By Paul Strauss
The Cadillac XT5 first arrived on the scene for the 2017 model year, and at the time, it breathed new life into the brand with a replacement for the then-dated SRX crossover. Now it’s five years later, and the XT5 is starting to get long in the tooth as well. In 2020, the crossover received some modest updates, and a 2.0-liter 4-cylinder engine was added as a fuel-sipping option for those who didn’t need the power of the V6. But otherwise, the XT5 hasn’t changed much since its debut. In a market with such strong competitive pressure from both the luxury and premium markets, can the current XT5 keep up as-is?
The exterior design of the XT5 is distinctively Cadillac, with strong, angular lines when viewed from the front, back, or side. This particular XT5 came outfitted in the Premium Luxury trim with all-wheel drive. The Stellar Black Metallic paint has an upscale look befitting a limousine, and the optional 20″ polished split-spoke wheels are classy and substantial. The overall look is distinctive and stands out from the crowd of curvier crossovers, though it’s a bit stodgy for my taste.
The XT5 I tested came equipped with the 3.6-liter V6 engine, which is the most satisfying thing about this Caddy. It’s more powerful than the engines in many mid-sized crossovers, with 310 horsepower and 271 lb-ft of torque underfoot. It’s a punchy engine that offers satisfying acceleration and a sportier feel than the other GM vehicles I’ve driven that share the C1XX platform. The 9-speed automatic transmission shifts smoothly and is most satisfying in Sport mode. Ride quality is good, though I couldn’t notice much impact from the adaptive damping system when switching between drive modes. It’s pretty subtle.
Inside, the XT5 hasn’t changed noticeably over the years either. The angled design of the dashboard is typical in Cadillacs released in the mid-2010s, something I’ve never been a huge fan of. This design leads your eyes to the storage bin in the center console instead of towards the instrument panel or across the horizon like more linear dashboards. An 8″ touchscreen offers access to the Cadillac User Experience system, which is just a fancy name for contacts, media, and navigation. The system is responsive and intuitive and now features wireless Apple CarPlay and Android Auto, two of the more recent additions to the XT5.
I did enjoy using the added visibility from the digital rearview mirror, which provides a wider field of view than a regular mirror. On the other hand, I found the optional $2000 infrared Night Vision safety system to be more of a gimmick, mainly because it’s buried in a menu, and its images only appear on the small screen in the center of the instrument cluster.

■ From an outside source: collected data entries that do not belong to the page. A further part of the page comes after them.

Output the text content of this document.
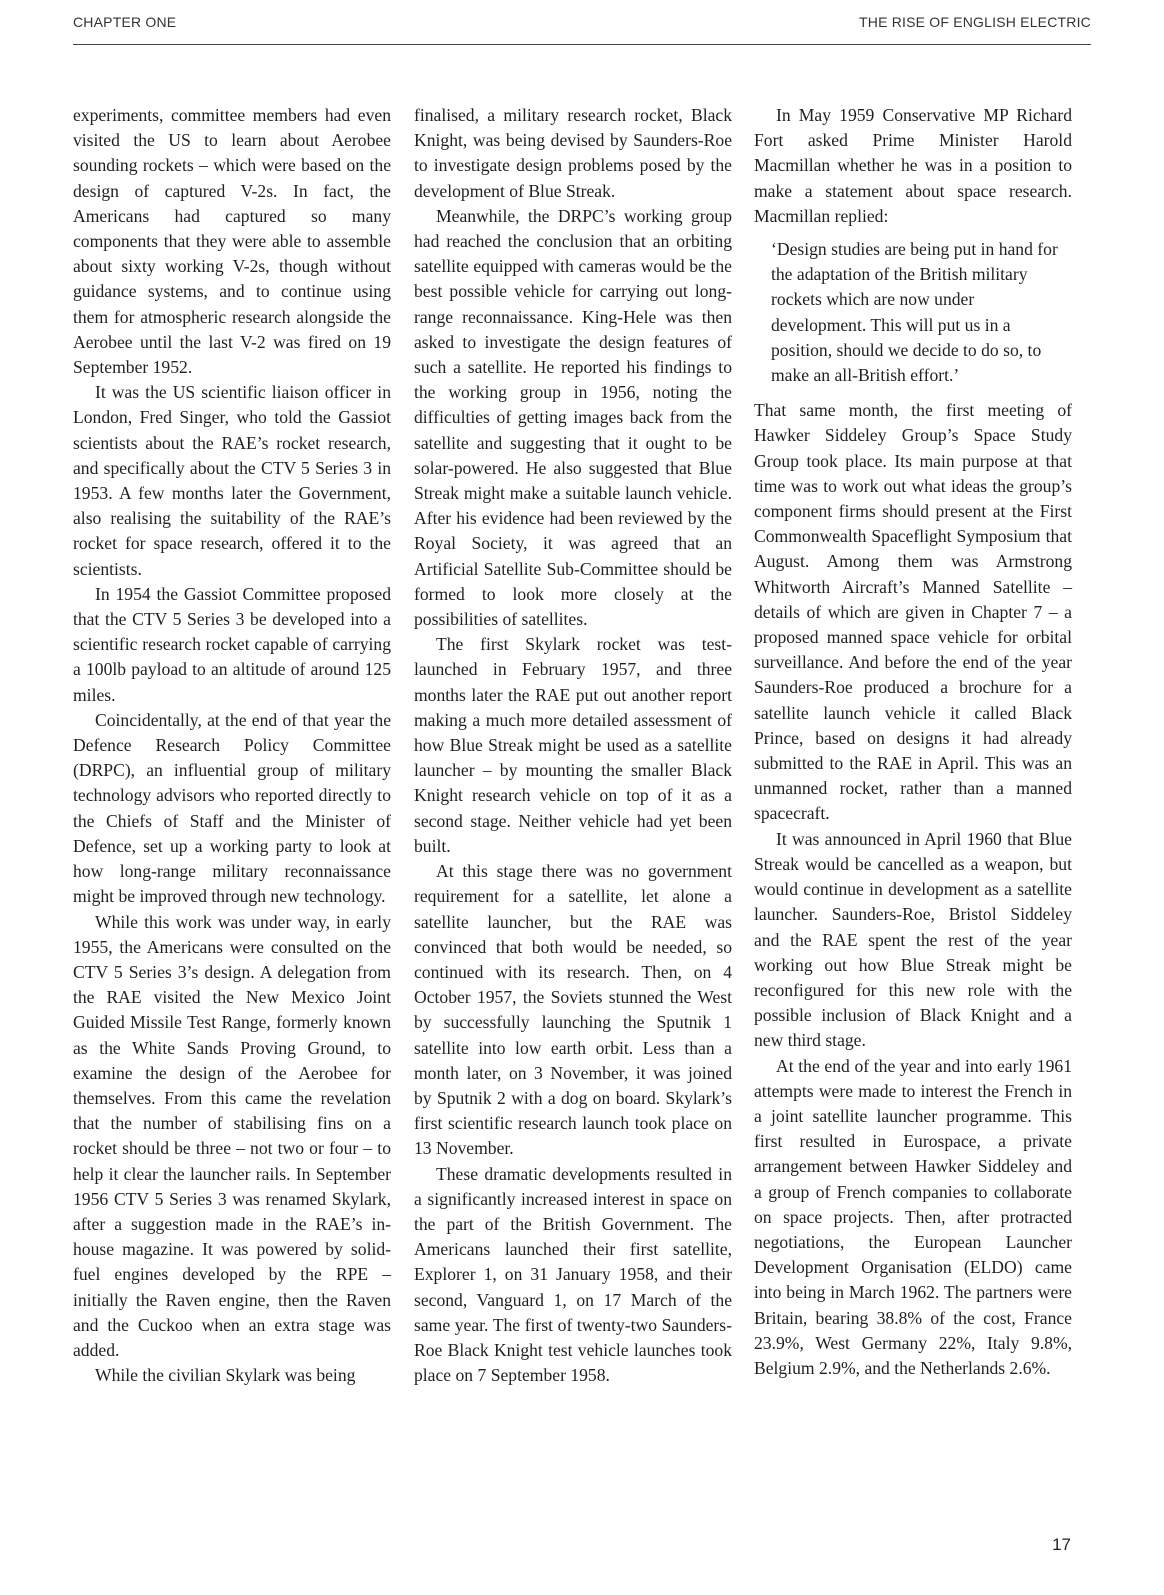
CHAPTER ONE	THE RISE OF ENGLISH ELECTRIC

experiments, committee members had even visited the US to learn about Aerobee sounding rockets – which were based on the design of captured V-2s. In fact, the Americans had captured so many components that they were able to assemble about sixty working V-2s, though without guidance systems, and to continue using them for atmospheric research alongside the Aerobee until the last V-2 was fired on 19 September 1952.

It was the US scientific liaison officer in London, Fred Singer, who told the Gassiot scientists about the RAE’s rocket research, and specifically about the CTV 5 Series 3 in 1953. A few months later the Government, also realising the suitability of the RAE’s rocket for space research, offered it to the scientists.

In 1954 the Gassiot Committee proposed that the CTV 5 Series 3 be developed into a scientific research rocket capable of carrying a 100lb payload to an altitude of around 125 miles.

Coincidentally, at the end of that year the Defence Research Policy Committee (DRPC), an influential group of military technology advisors who reported directly to the Chiefs of Staff and the Minister of Defence, set up a working party to look at how long-range military reconnaissance might be improved through new technology.

While this work was under way, in early 1955, the Americans were consulted on the CTV 5 Series 3’s design. A delegation from the RAE visited the New Mexico Joint Guided Missile Test Range, formerly known as the White Sands Proving Ground, to examine the design of the Aerobee for themselves. From this came the revelation that the number of stabilising fins on a rocket should be three – not two or four – to help it clear the launcher rails. In September 1956 CTV 5 Series 3 was renamed Skylark, after a suggestion made in the RAE’s in-house magazine. It was powered by solid-fuel engines developed by the RPE – initially the Raven engine, then the Raven and the Cuckoo when an extra stage was added.

While the civilian Skylark was being

finalised, a military research rocket, Black Knight, was being devised by Saunders-Roe to investigate design problems posed by the development of Blue Streak.

Meanwhile, the DRPC’s working group had reached the conclusion that an orbiting satellite equipped with cameras would be the best possible vehicle for carrying out long-range reconnaissance. King-Hele was then asked to investigate the design features of such a satellite. He reported his findings to the working group in 1956, noting the difficulties of getting images back from the satellite and suggesting that it ought to be solar-powered. He also suggested that Blue Streak might make a suitable launch vehicle. After his evidence had been reviewed by the Royal Society, it was agreed that an Artificial Satellite Sub-Committee should be formed to look more closely at the possibilities of satellites.

The first Skylark rocket was test-launched in February 1957, and three months later the RAE put out another report making a much more detailed assessment of how Blue Streak might be used as a satellite launcher – by mounting the smaller Black Knight research vehicle on top of it as a second stage. Neither vehicle had yet been built.

At this stage there was no government requirement for a satellite, let alone a satellite launcher, but the RAE was convinced that both would be needed, so continued with its research. Then, on 4 October 1957, the Soviets stunned the West by successfully launching the Sputnik 1 satellite into low earth orbit. Less than a month later, on 3 November, it was joined by Sputnik 2 with a dog on board. Skylark’s first scientific research launch took place on 13 November.

These dramatic developments resulted in a significantly increased interest in space on the part of the British Government. The Americans launched their first satellite, Explorer 1, on 31 January 1958, and their second, Vanguard 1, on 17 March of the same year. The first of twenty-two Saunders-Roe Black Knight test vehicle launches took place on 7 September 1958.

In May 1959 Conservative MP Richard Fort asked Prime Minister Harold Macmillan whether he was in a position to make a statement about space research. Macmillan replied:

‘Design studies are being put in hand for the adaptation of the British military rockets which are now under development. This will put us in a position, should we decide to do so, to make an all-British effort.’

That same month, the first meeting of Hawker Siddeley Group’s Space Study Group took place. Its main purpose at that time was to work out what ideas the group’s component firms should present at the First Commonwealth Spaceflight Symposium that August. Among them was Armstrong Whitworth Aircraft’s Manned Satellite – details of which are given in Chapter 7 – a proposed manned space vehicle for orbital surveillance. And before the end of the year Saunders-Roe produced a brochure for a satellite launch vehicle it called Black Prince, based on designs it had already submitted to the RAE in April. This was an unmanned rocket, rather than a manned spacecraft.

It was announced in April 1960 that Blue Streak would be cancelled as a weapon, but would continue in development as a satellite launcher. Saunders-Roe, Bristol Siddeley and the RAE spent the rest of the year working out how Blue Streak might be reconfigured for this new role with the possible inclusion of Black Knight and a new third stage.

At the end of the year and into early 1961 attempts were made to interest the French in a joint satellite launcher programme. This first resulted in Eurospace, a private arrangement between Hawker Siddeley and a group of French companies to collaborate on space projects. Then, after protracted negotiations, the European Launcher Development Organisation (ELDO) came into being in March 1962. The partners were Britain, bearing 38.8% of the cost, France 23.9%, West Germany 22%, Italy 9.8%, Belgium 2.9%, and the Netherlands 2.6%.

17
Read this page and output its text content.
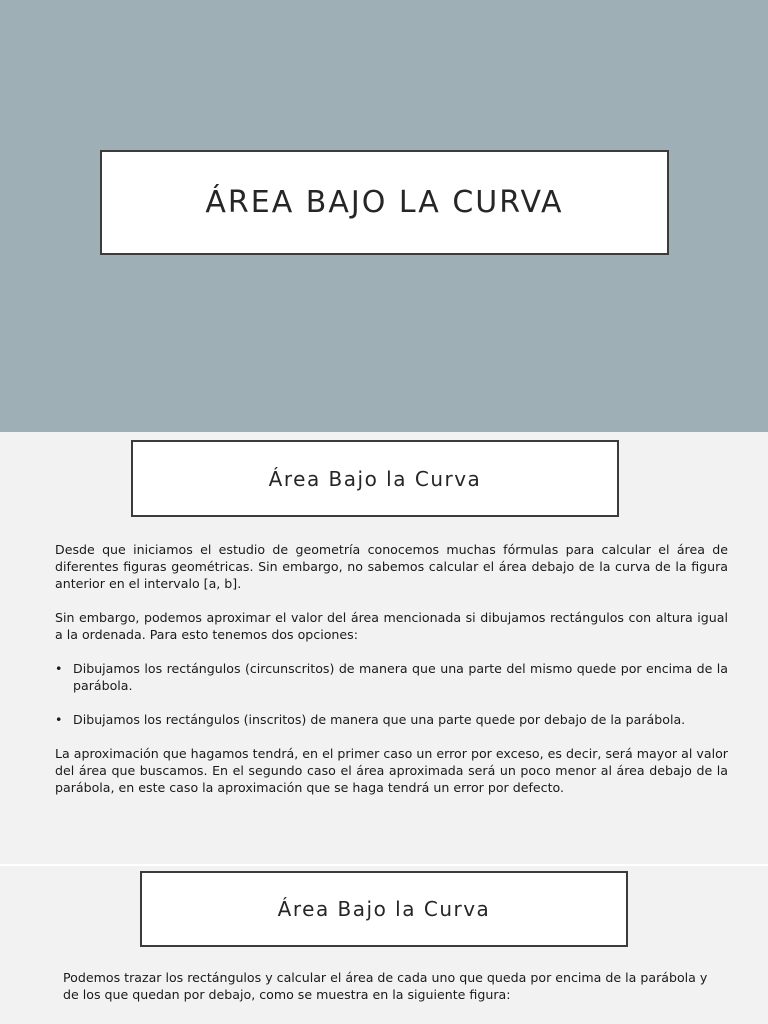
ÁREA BAJO LA CURVA
Área Bajo la Curva

Desde que iniciamos el estudio de geometría conocemos muchas fórmulas para calcular el área de diferentes figuras geométricas. Sin embargo, no sabemos calcular el área debajo de la curva de la figura anterior en el intervalo [a, b].

Sin embargo, podemos aproximar el valor del área mencionada si dibujamos rectángulos con altura igual a la ordenada. Para esto tenemos dos opciones:

• Dibujamos los rectángulos (circunscritos) de manera que una parte del mismo quede por encima de la parábola.
• Dibujamos los rectángulos (inscritos) de manera que una parte quede por debajo de la parábola.

La aproximación que hagamos tendrá, en el primer caso un error por exceso, es decir, será mayor al valor del área que buscamos. En el segundo caso el área aproximada será un poco menor al área debajo de la parábola, en este caso la aproximación que se haga tendrá un error por defecto.

Área Bajo la Curva

Podemos trazar los rectángulos y calcular el área de cada uno que queda por encima de la parábola y de los que quedan por debajo, como se muestra en la siguiente figura:
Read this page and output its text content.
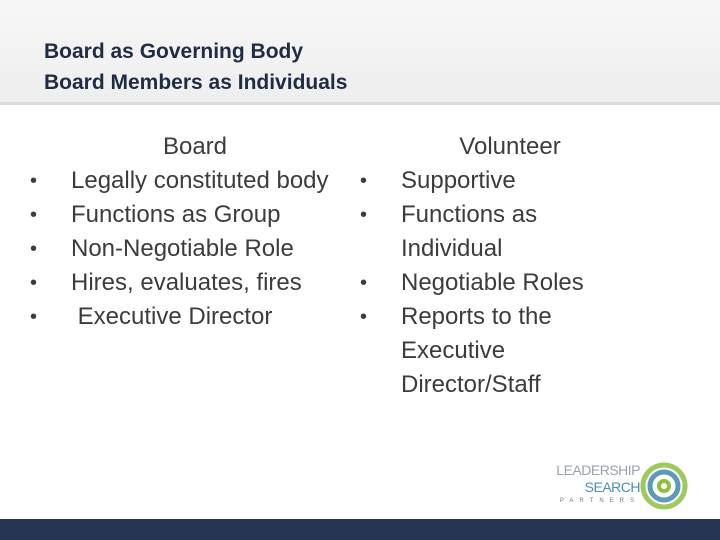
Board as Governing Body
Board Members as Individuals
Board
•	Legally constituted body
•	Functions as Group
•	Non-Negotiable Role
•	Hires, evaluates, fires
•	Executive Director
Volunteer
•	Supportive
•	Functions as Individual
•	Negotiable Roles
•	Reports to the Executive Director/Staff
LEADERSHIP
SEARCH
PARTNERS
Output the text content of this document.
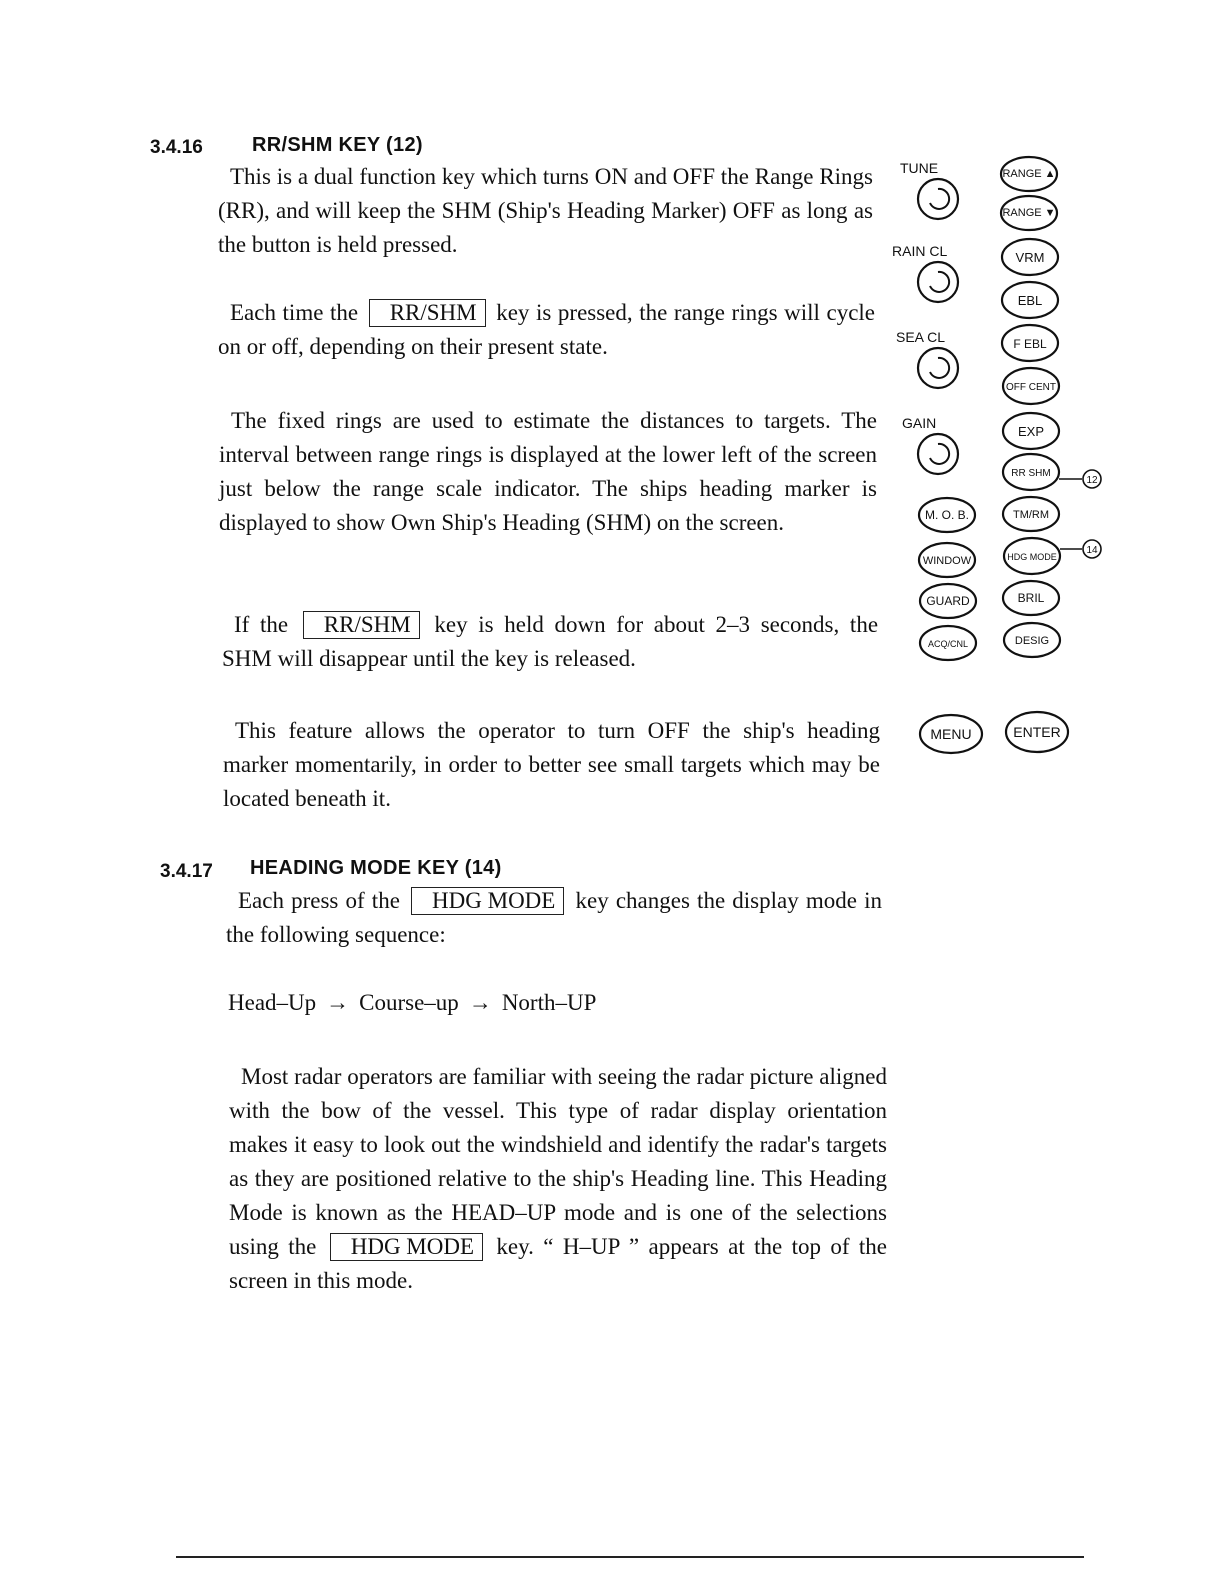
3.4.16 RR/SHM KEY (12)

This is a dual function key which turns ON and OFF the Range Rings (RR), and will keep the SHM (Ship's Heading Marker) OFF as long as the button is held pressed.

Each time the RR/SHM key is pressed, the range rings will cycle on or off, depending on their present state.

The fixed rings are used to estimate the distances to targets. The interval between range rings is displayed at the lower left of the screen just below the range scale indicator. The ships heading marker is displayed to show Own Ship's Heading (SHM) on the screen.

If the RR/SHM key is held down for about 2–3 seconds, the SHM will disappear until the key is released.

This feature allows the operator to turn OFF the ship's heading marker momentarily, in order to better see small targets which may be located beneath it.

3.4.17 HEADING MODE KEY (14)

Each press of the HDG MODE key changes the display mode in the following sequence:

Head–Up → Course–up → North–UP

Most radar operators are familiar with seeing the radar picture aligned with the bow of the vessel. This type of radar display orientation makes it easy to look out the windshield and identify the radar's targets as they are positioned relative to the ship's Heading line. This Heading Mode is known as the HEAD–UP mode and is one of the selections using the HDG MODE key. “ H–UP ” appears at the top of the screen in this mode.

TUNE
RAIN CL
SEA CL
GAIN
M. O. B.
WINDOW
GUARD
ACQ/CNL
RANGE ▲
RANGE ▼
VRM
EBL
F EBL
OFF CENT
EXP
RR SHM
TM/RM
HDG MODE
BRIL
DESIG
MENU	ENTER
12
14
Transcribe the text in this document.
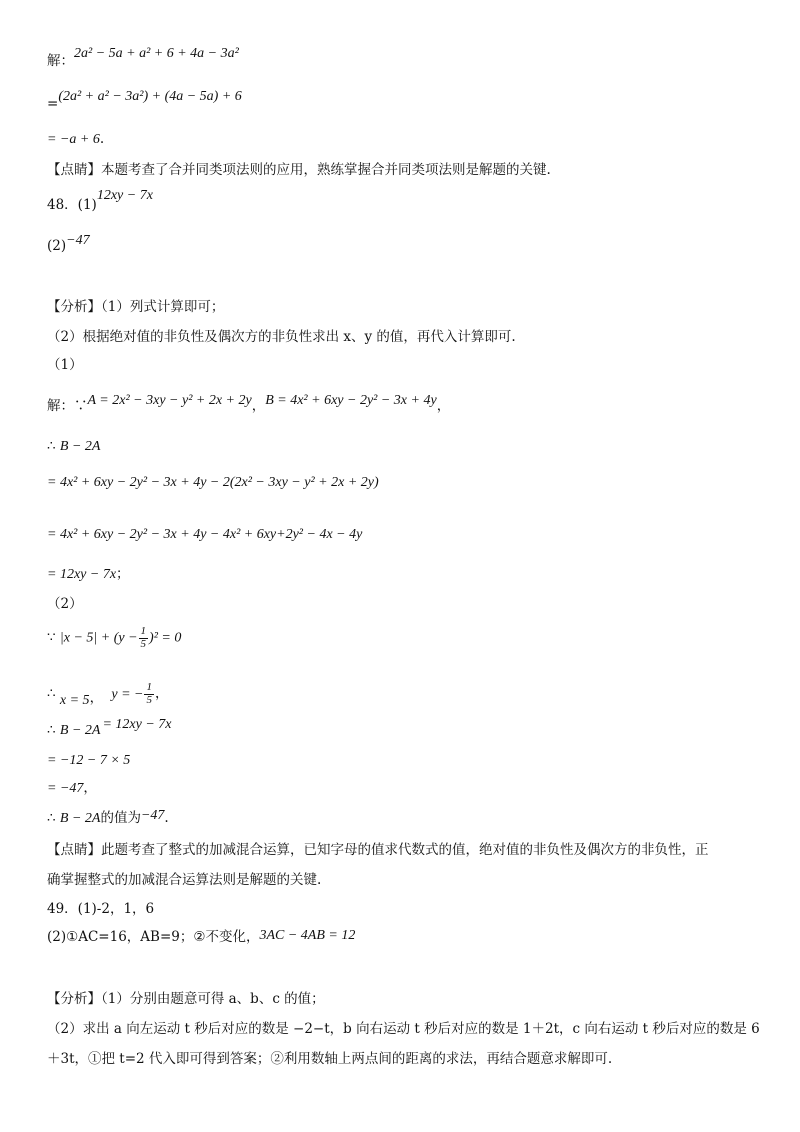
解：2a² − 5a + a² + 6 + 4a − 3a²
=(2a² + a² − 3a²) + (4a − 5a) + 6
= −a + 6.
【点睛】本题考查了合并同类项法则的应用，熟练掌握合并同类项法则是解题的关键.
48．(1)12xy − 7x
(2)−47
【分析】（1）列式计算即可；
（2）根据绝对值的非负性及偶次方的非负性求出 x、y 的值，再代入计算即可.
（1）
解：∵A = 2x² − 3xy − y² + 2x + 2y，B = 4x² + 6xy − 2y² − 3x + 4y，
∴ B − 2A
= 4x² + 6xy − 2y² − 3x + 4y − 2(2x² − 3xy − y² + 2x + 2y)
= 4x² + 6xy − 2y² − 3x + 4y − 4x² + 6xy+2y² − 4x − 4y
= 12xy − 7x；
（2）
∵ $|x - 5| + (y - \frac{1}{5} )^2 = 0$
∴ x = 5， y = − $\frac{1}{5}$ ，
∴ B − 2A = 12xy − 7x
= −12 − 7 × 5
= −47，
∴ B − 2A的值为−47.
【点睛】此题考查了整式的加减混合运算，已知字母的值求代数式的值，绝对值的非负性及偶次方的非负性，正
确掌握整式的加减混合运算法则是解题的关键.
49．(1)-2，1，6
(2)①AC=16，AB=9；②不变化，3AC − 4AB = 12
【分析】（1）分别由题意可得 a、b、c 的值；
（2）求出 a 向左运动 t 秒后对应的数是 −2−t，b 向右运动 t 秒后对应的数是 1＋2t，c 向右运动 t 秒后对应的数是 6
＋3t，①把 t=2 代入即可得到答案；②利用数轴上两点间的距离的求法，再结合题意求解即可.
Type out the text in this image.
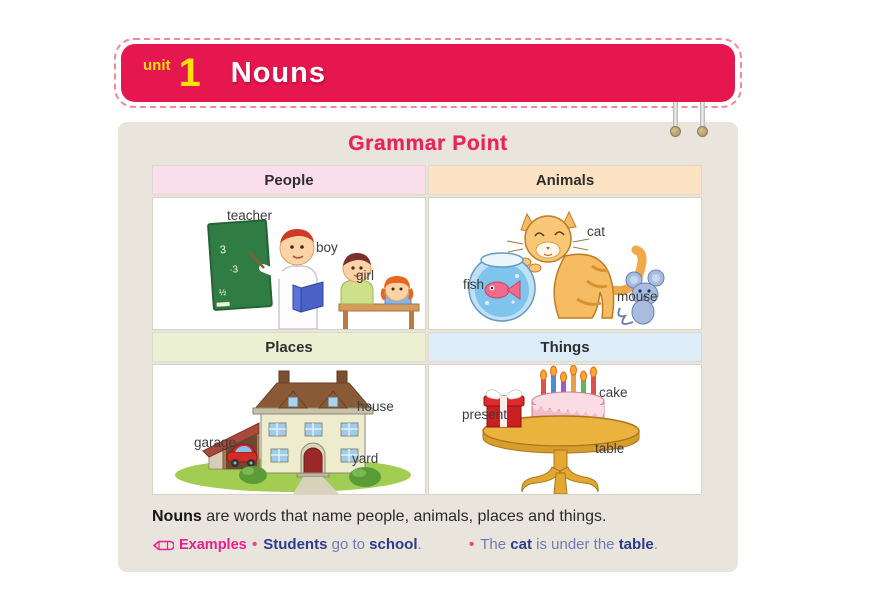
unit 1 Nouns
Grammar Point
People	Animals
3
·3
½
teacher
boy
girl
cat
fish
mouse
Places	Things
house
garage
yard
cake
present
table

Nouns are words that name people, animals, places and things.

Examples • Students go to school.	• The cat is under the table.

If Cadillac could figure out a way to project Night Vision onto a head-up display, that would make it far more useful.
The materials and build quality of XT5 Premium Luxury trim are high quality, with genuine leather and metal trim elements, as well as a tactile sueded headliner. The pricey $4850 Platinum package brings semi-aniline leather to the seats, leather on the dashboard and doors, and the aforementioned adaptive damping among other things. Perforated metal grilles bring an upscale look to the 14-speaker Bose audio system, which pipes crisp and punchy audio throughout the cabin.
One place where the XT5 shines is passenger comfort. Both front seats are well padded and supportive and offer heat and ventilation. The seat cooling was exceptionally pleasant to use when driving around on 100-degree-plus days here in the Great Plains. The dual-zone climate control system works well, with separate air vents for rear seat passengers. The back seat has exceptional legroom and headroom, seating three adults comfortably, and the outboard seats are heated.
Cargo space is above average. With the back row in use, you get 30 cubic feet; with the second row folded, that climbs to an impressive 63 cubic feet of space. Thanks to the gently-sloped roofline, you can carry taller items more readily than with some other crossovers. The cargo compartment also has a sliding rail system and an adjustable metal bar, which you can use to divide cargo and keep it from sliding around. That bar can be removed when it’s not in use.
Overall, the 2023 Cadillac XT5 is a perfectly pleasant and upscale crossover. But with a base price of $51,995 for the Premium Luxury AWD model, $14,950 in options, plus a $1395 destination fee, the XT5 shown here had a final sticker price of $68,340. That’s a lot of money to pay for a vehicle that feels a little behind the times. Competitors like the Genesis GV70, Acura RDX, and Lincoln Corsair all offer a more modern and fresh-faced experience for less money. I’ve heard rumors that a redesign is expected for the 2024 model year, so I’m hopeful that Cadillac will use that opportunity to leapfrog its competitors and get the XT5 back in the game.